Mahkemece, iddia, savunma ve alınan bilirkişi raporu doğrultusunda davacıya ödenen ve ödenmesi gereken tazminat arasında açık bir nispetsizlik bulunmadığının tespit edildiği, bu nedenle verilen ibranamenin geçerli bir ibra olduğu gerekçesiyle davanın reddine karar verilmiş; hüküm davacı vekili tarafından temyiz edilmiştir.
1- Dosya içerisindeki bilgi ve belgelere, mahkeme kararının gerekçesinde dayanılan delillerin tartışılıp, değerlendirilmesinde ve özellikle oluşa uygun olarak düzenlenen uzman bilirkişi raporunda belirtilen kusur
oranının hükme esas alınmasında bir usulsüzlük bulunmamasına göre, davacı vekilinin aşağıdaki bendin kapsamı dışında kalan ve yerinde görülmeyen sair temyiz itirazlarının reddine karar vermek gerekmiştir.
2-Dava, trafik kazasından kaynaklanan bedensel zararın tazmini istemine ilişkindir.
2918 sayılı Karayolları Trafik Kanunu’nun “Sorumluluğa İlişkin Anlaşmalar” başlıklı 111.maddesinde, tazminat miktarlarına ilişkin anlaşmaların iptali koşulu belirlenmiştir. Anılan düzenlemeye göre, bu Kanun’da öngörülen hukuki sorumluluğu kaldıran veya daraltan anlaşmalar geçersizdir. Tazminat miktarlarına ilişkin olup da yetersiz veya fahiş olduğu açıkça belli olan anlaşmalar veya uzlaşmalar yapıldıkları tarihten itibaren 2 yıl içinde iptal edilebilirler. Yasa’nın bu hükmünden yararlanmak için ibra belgesinin iptalinin açıkça ve ayrıca istenmesine gerek olmayıp, dava sırasında bu husus ileri sürülebileceği gibi, yapıldığı tarihten itibaren 2 yıl içinde hükümlerinin kabul edilmediğine ilişkin bir irade açıklaması da yeterlidir.
Somut uyuşmazlıkta, davalı tarafça davacıya 31/12/2009 tarihinde 14.182,00 TL ödeme yapılmış olup, taraflar arasında 25.12.2009 tarihli ibraname düzenlenmiştir. Mahkemece alınan aktüer raporunda davacının zararı 23.257,90 TL olarak belirlenmiştir. Karayolları Trafik Kanunu’nun 111. maddesi gereğince, aktüer raporu ile tespit edilen 23.257,90 TL iş göremezlik zararı karşısında 14.182,00 TL’lik ödemeye ilişkin ibraname, ödemenin yetersizliği karşısında geçersizdir.

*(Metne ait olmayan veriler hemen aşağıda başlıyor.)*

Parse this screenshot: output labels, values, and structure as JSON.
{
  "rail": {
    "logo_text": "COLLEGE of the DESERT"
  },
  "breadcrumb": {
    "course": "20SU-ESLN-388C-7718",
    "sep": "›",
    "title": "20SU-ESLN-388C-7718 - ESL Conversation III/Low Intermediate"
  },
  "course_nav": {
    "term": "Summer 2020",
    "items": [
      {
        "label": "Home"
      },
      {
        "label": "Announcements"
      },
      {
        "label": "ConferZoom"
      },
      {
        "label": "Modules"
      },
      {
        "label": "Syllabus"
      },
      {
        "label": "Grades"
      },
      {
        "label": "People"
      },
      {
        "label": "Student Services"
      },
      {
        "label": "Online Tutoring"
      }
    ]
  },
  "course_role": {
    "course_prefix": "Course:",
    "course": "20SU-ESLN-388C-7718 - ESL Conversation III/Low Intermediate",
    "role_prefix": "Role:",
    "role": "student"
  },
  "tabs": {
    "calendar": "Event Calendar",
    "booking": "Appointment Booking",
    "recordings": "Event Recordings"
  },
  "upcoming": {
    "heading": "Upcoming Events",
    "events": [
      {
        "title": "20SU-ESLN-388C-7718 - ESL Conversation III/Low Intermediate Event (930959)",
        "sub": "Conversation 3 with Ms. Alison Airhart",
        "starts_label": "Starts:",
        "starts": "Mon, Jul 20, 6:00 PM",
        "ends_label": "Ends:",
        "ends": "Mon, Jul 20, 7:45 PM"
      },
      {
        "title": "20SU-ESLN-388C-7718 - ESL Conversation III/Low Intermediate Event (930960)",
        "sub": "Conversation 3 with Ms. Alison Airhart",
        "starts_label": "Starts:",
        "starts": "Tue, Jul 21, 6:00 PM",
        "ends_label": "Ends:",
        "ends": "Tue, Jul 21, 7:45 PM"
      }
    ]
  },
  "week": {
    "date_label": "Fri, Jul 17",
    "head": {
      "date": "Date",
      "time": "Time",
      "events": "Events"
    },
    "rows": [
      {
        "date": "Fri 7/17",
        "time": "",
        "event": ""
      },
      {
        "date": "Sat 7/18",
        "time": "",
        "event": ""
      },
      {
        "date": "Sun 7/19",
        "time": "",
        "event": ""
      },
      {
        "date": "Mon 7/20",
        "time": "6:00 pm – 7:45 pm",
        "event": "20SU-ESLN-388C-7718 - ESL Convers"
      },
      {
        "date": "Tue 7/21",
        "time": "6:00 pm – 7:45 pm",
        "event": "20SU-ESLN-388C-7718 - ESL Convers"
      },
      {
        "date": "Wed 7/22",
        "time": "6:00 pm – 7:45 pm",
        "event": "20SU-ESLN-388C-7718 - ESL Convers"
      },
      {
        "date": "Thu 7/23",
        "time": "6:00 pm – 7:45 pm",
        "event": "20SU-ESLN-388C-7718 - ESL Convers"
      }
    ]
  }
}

Kaldı ki, davacı tarafça ibranamenin ihtirazı kayıt ile imzalanması sebebi ile bu belge artık bir ibraname değil makbuz hükmündedir.
Mahkemece, davacıda oluşan gerçek zarardan, davalı sigorta şirketince ödenen miktarın güncellenerek (17.965,67 TL) düşülmesi ile tespit edilecek miktara hükmedilmesi gerekirken, yazılı şekilde, yanılgılı gerekçe ve eksik inceleme ile karar verilmesi doğru görülmemiş, kararın bu nedenle bozulmasına karar vermek gerekmiştir.
SONUÇ: Yukarıda (1) nolu bentte açıklanan nedenlerle davacı vekilinin sair temyiz itirazlarının reddine, (2) nolu bentte açıklanan nedenlerle davacı vekilinin temyiz itirazlarının kabulü ile hükmün BOZULMASINA ve peşin alınan harcın istek halinde temyiz eden davacıya geri verilmesine, 12/12/2018 gününde oybirliğiyle karar verildi.